Should the former private equity owners of Toys "R" Us pay around $70 million in severance to the company's 33,000 laid-off employees?
This is not an academic question. It's become the subject of some public pension investment committee meetings, prompted by a lobbying campaign by left-leaning nonprofit advocacy groups, and has gotten the private equity industry's attention.
This issue is far more complex than the pro-severance forces are making it out to be. For starters, the private equity firms didn't favor liquidation. They wanted to engage with one of several offers that would have kept many of the U.S. stores operational, but a small group of creditors felt differently (and by that point had control). There is no push to demand severance from those creditors, even though some of them have public pension money themselves and will make money on Toys once all is said and done.

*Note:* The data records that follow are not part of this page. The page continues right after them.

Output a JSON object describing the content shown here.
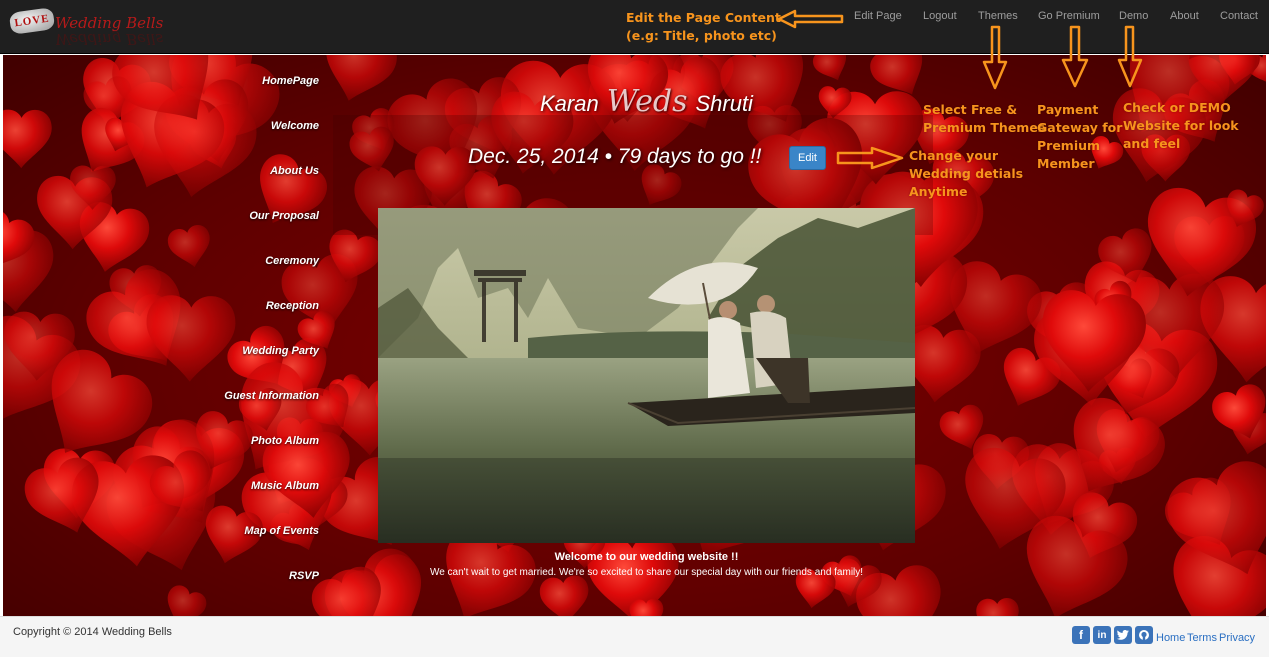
{
  "brand": {
    "badge": "LOVE",
    "name": "Wedding Bells"
  },
  "nav": {
    "edit_page": "Edit Page",
    "logout": "Logout",
    "themes": "Themes",
    "go_premium": "Go Premium",
    "demo": "Demo",
    "about": "About",
    "contact": "Contact"
  },
  "sidebar": {
    "items": [
      "HomePage",
      "Welcome",
      "About Us",
      "Our Proposal",
      "Ceremony",
      "Reception",
      "Wedding Party",
      "Guest Information",
      "Photo Album",
      "Music Album",
      "Map of Events",
      "RSVP"
    ]
  },
  "hero": {
    "groom": "Karan",
    "weds": "Weds",
    "bride": "Shruti",
    "date_line": "Dec. 25, 2014 • 79 days to go !!",
    "edit_button": "Edit",
    "welcome_title": "Welcome to our wedding website !!",
    "welcome_text": "We can't wait to get married. We're so excited to share our special day with our friends and family!"
  },
  "annotations": {
    "edit_content_1": "Edit the Page Content",
    "edit_content_2": "(e.g: Title, photo etc)",
    "themes_1": "Select Free &",
    "themes_2": "Premium Themes",
    "premium_1": "Payment",
    "premium_2": "Gateway for",
    "premium_3": "Premium",
    "premium_4": "Member",
    "demo_1": "Check or DEMO",
    "demo_2": "Website for look",
    "demo_3": "and feel",
    "details_1": "Change your",
    "details_2": "Wedding detials",
    "details_3": "Anytime"
  },
  "footer": {
    "copyright": "Copyright © 2014 Wedding Bells",
    "home": "Home",
    "terms": "Terms",
    "privacy": "Privacy",
    "social_icons": [
      "facebook-icon",
      "linkedin-icon",
      "twitter-icon",
      "github-icon"
    ]
  },
  "colors": {
    "navbar_bg": "#1f1f1f",
    "hero_red": "#c00000",
    "annotation_orange": "#f7941d",
    "edit_button_blue": "#3a85c8",
    "footer_link_blue": "#2a6fc2"
  }
}
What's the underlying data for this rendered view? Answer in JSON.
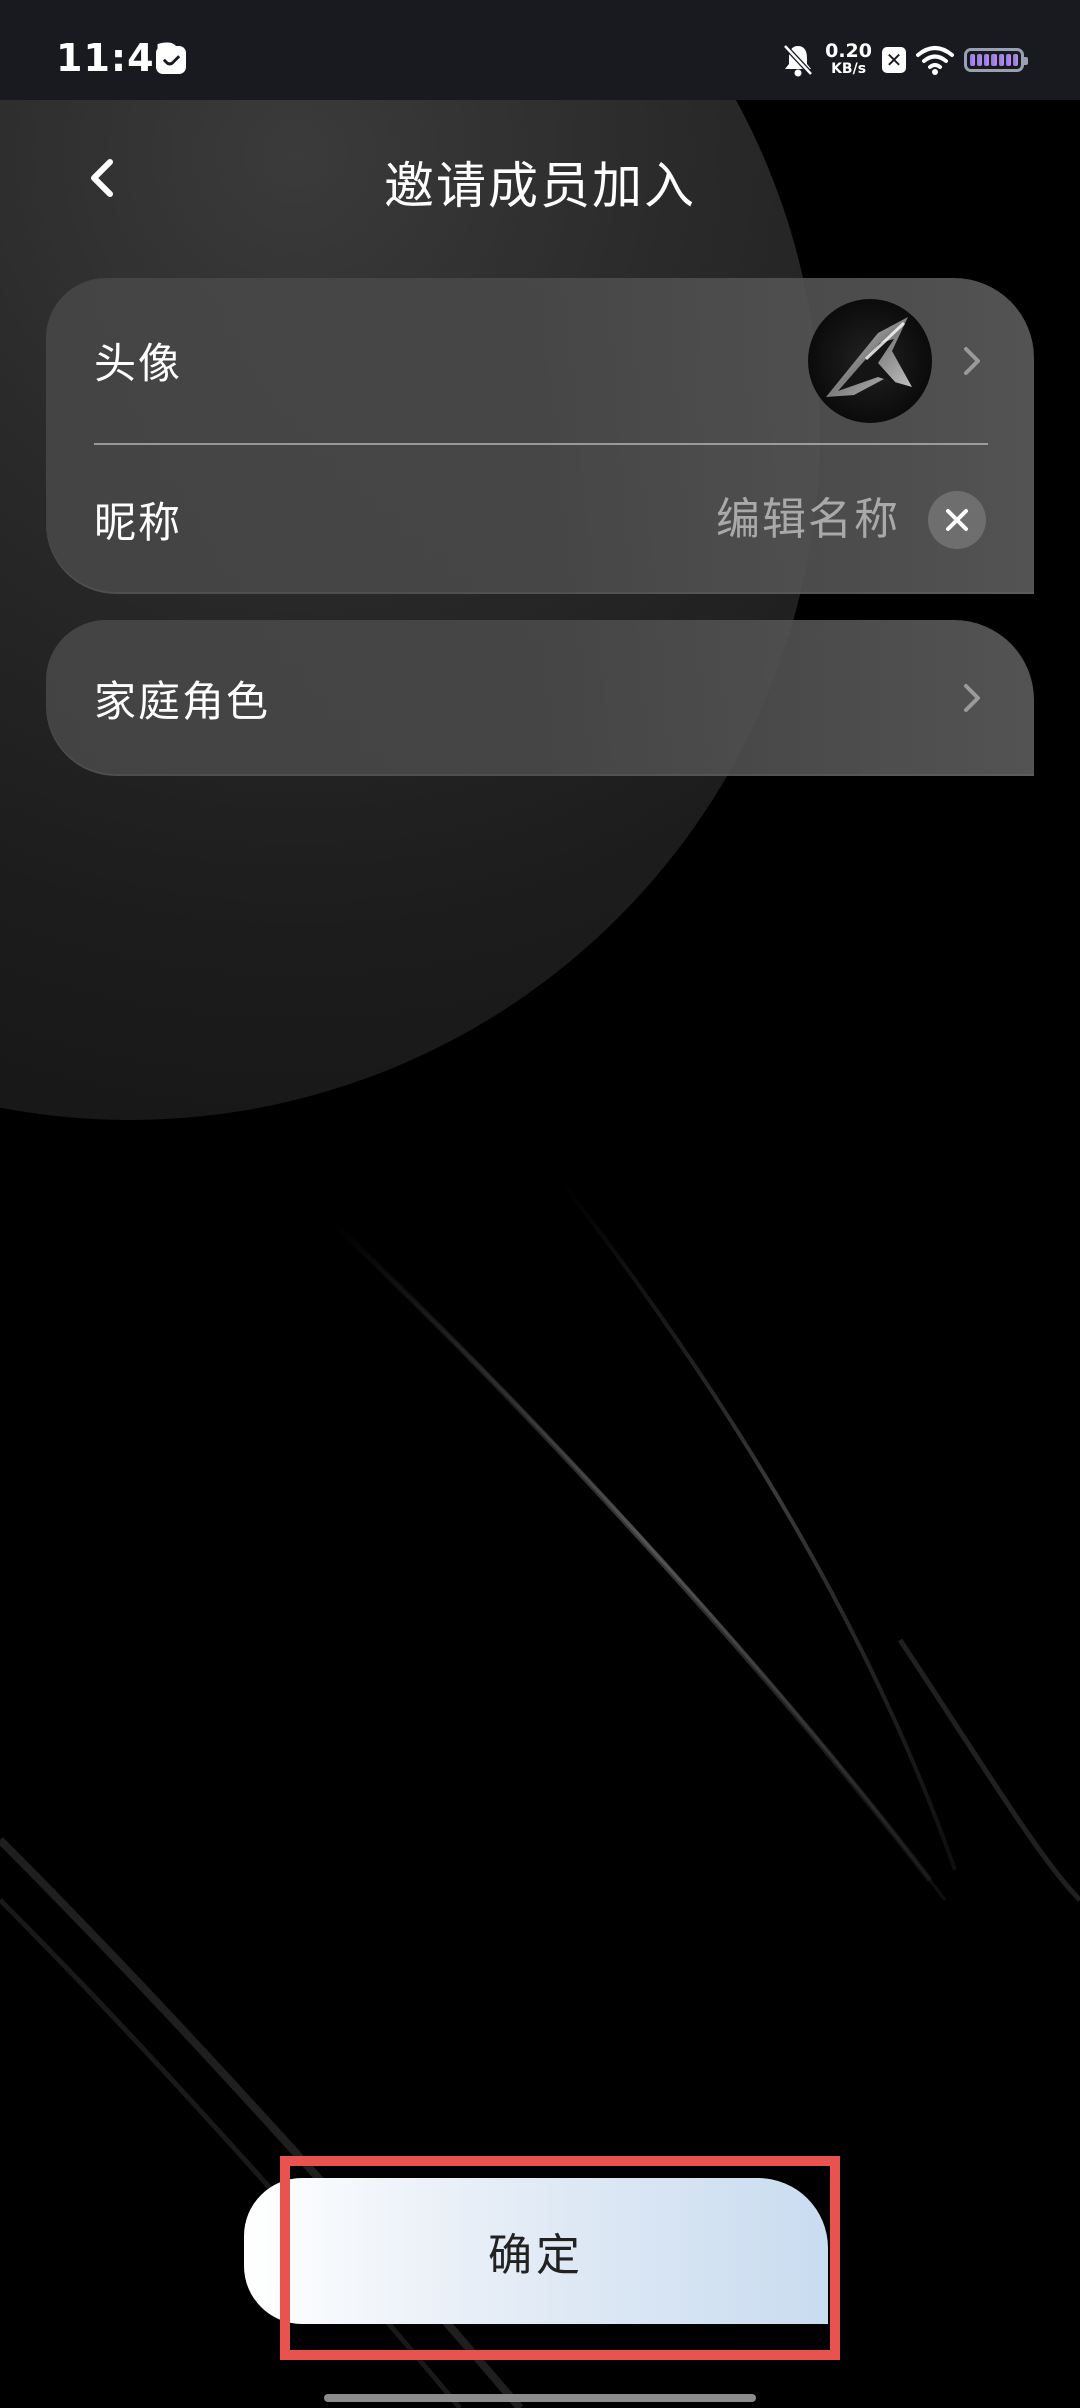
{
  "status_bar": {
    "time": "11:42",
    "net_speed_value": "0.20",
    "net_speed_unit": "KB/s",
    "x_badge": "✕"
  },
  "header": {
    "title": "邀请成员加入"
  },
  "profile_card": {
    "avatar_label": "头像",
    "nickname_label": "昵称",
    "nickname_value": "",
    "nickname_placeholder": "编辑名称"
  },
  "role_card": {
    "role_label": "家庭角色"
  },
  "footer": {
    "confirm_label": "确定"
  },
  "colors": {
    "highlight": "#e8534f",
    "confirm_gradient_end": "#c9dcf0",
    "status_bar_bg": "#181a20"
  },
  "icons": {
    "back": "chevron-left-icon",
    "row_arrow": "chevron-right-icon",
    "clear": "close-icon"
  }
}
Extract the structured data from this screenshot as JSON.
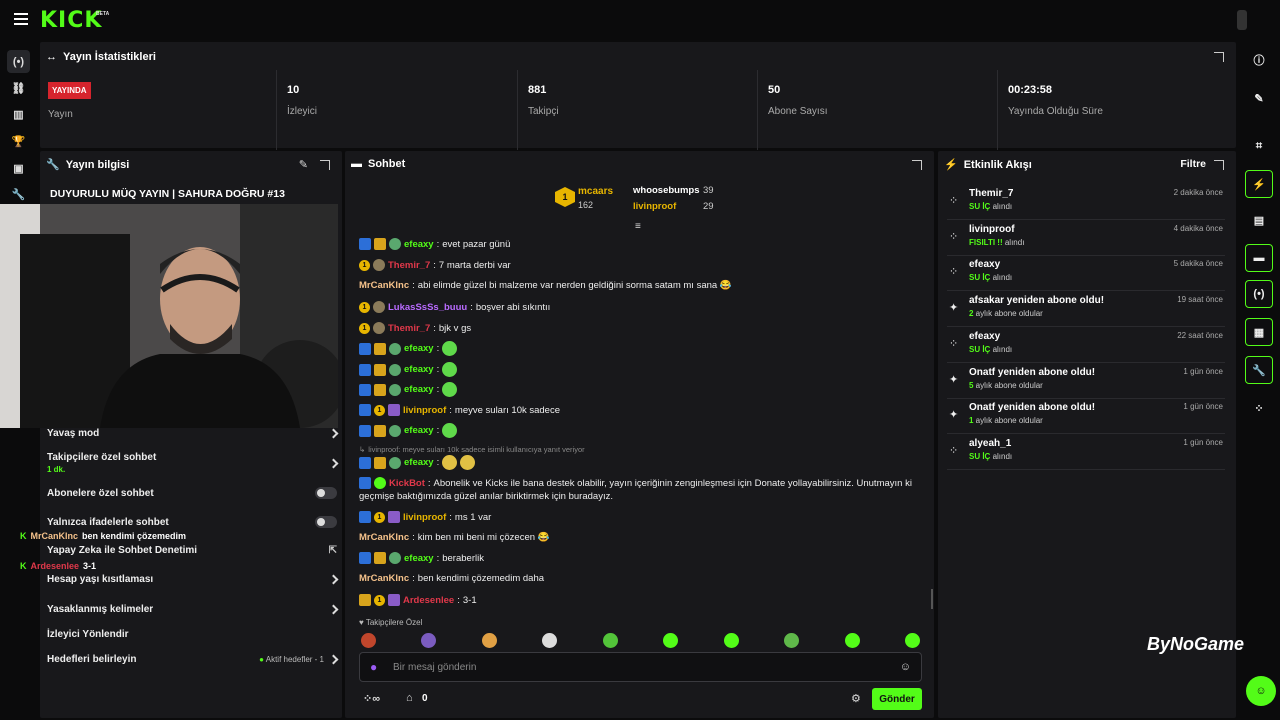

Second, there are many others who lost out on Toys "R" Us, including small toy-makers who are above workers in the payback pile, but who are unlikely to see a penny.
Finally, the pro-severance folks are a bit liberal (no pun intended) with their math. They argue the PE firms took out $464 million, by adding up advisory fees ($185m), expenses ($8m), transaction fees ($128m) and interest on debt held by the sponsors ($143m). Yes, we were first to point out how the general partners may have gotten back more than they put in. But some of those fees were shared with LPs — including the now-aghast public pensions — while the interest was held in CLOs that had their own investors. In other words, PE "profit" was much smaller than claimed (although, on the flip side, you could argue the firms collected management fees on Toys-related capital that ended up being set on fire... again, it's complicated).
But, but, but: Despite all of those quasi-mitigating factors, PE firms do have moral obligations to portfolio company employees. You break it, you own it (even if you technically broke it while owning it, which caused someone else to own it).
Bottom line: The PE firms should pay at least some of the severance, or figure out some other form of compensation. And I have a sense that they might. Not because of preening public pension staffers or legal obligations, but because it's the right thing to do. Sometimes it's just that simple.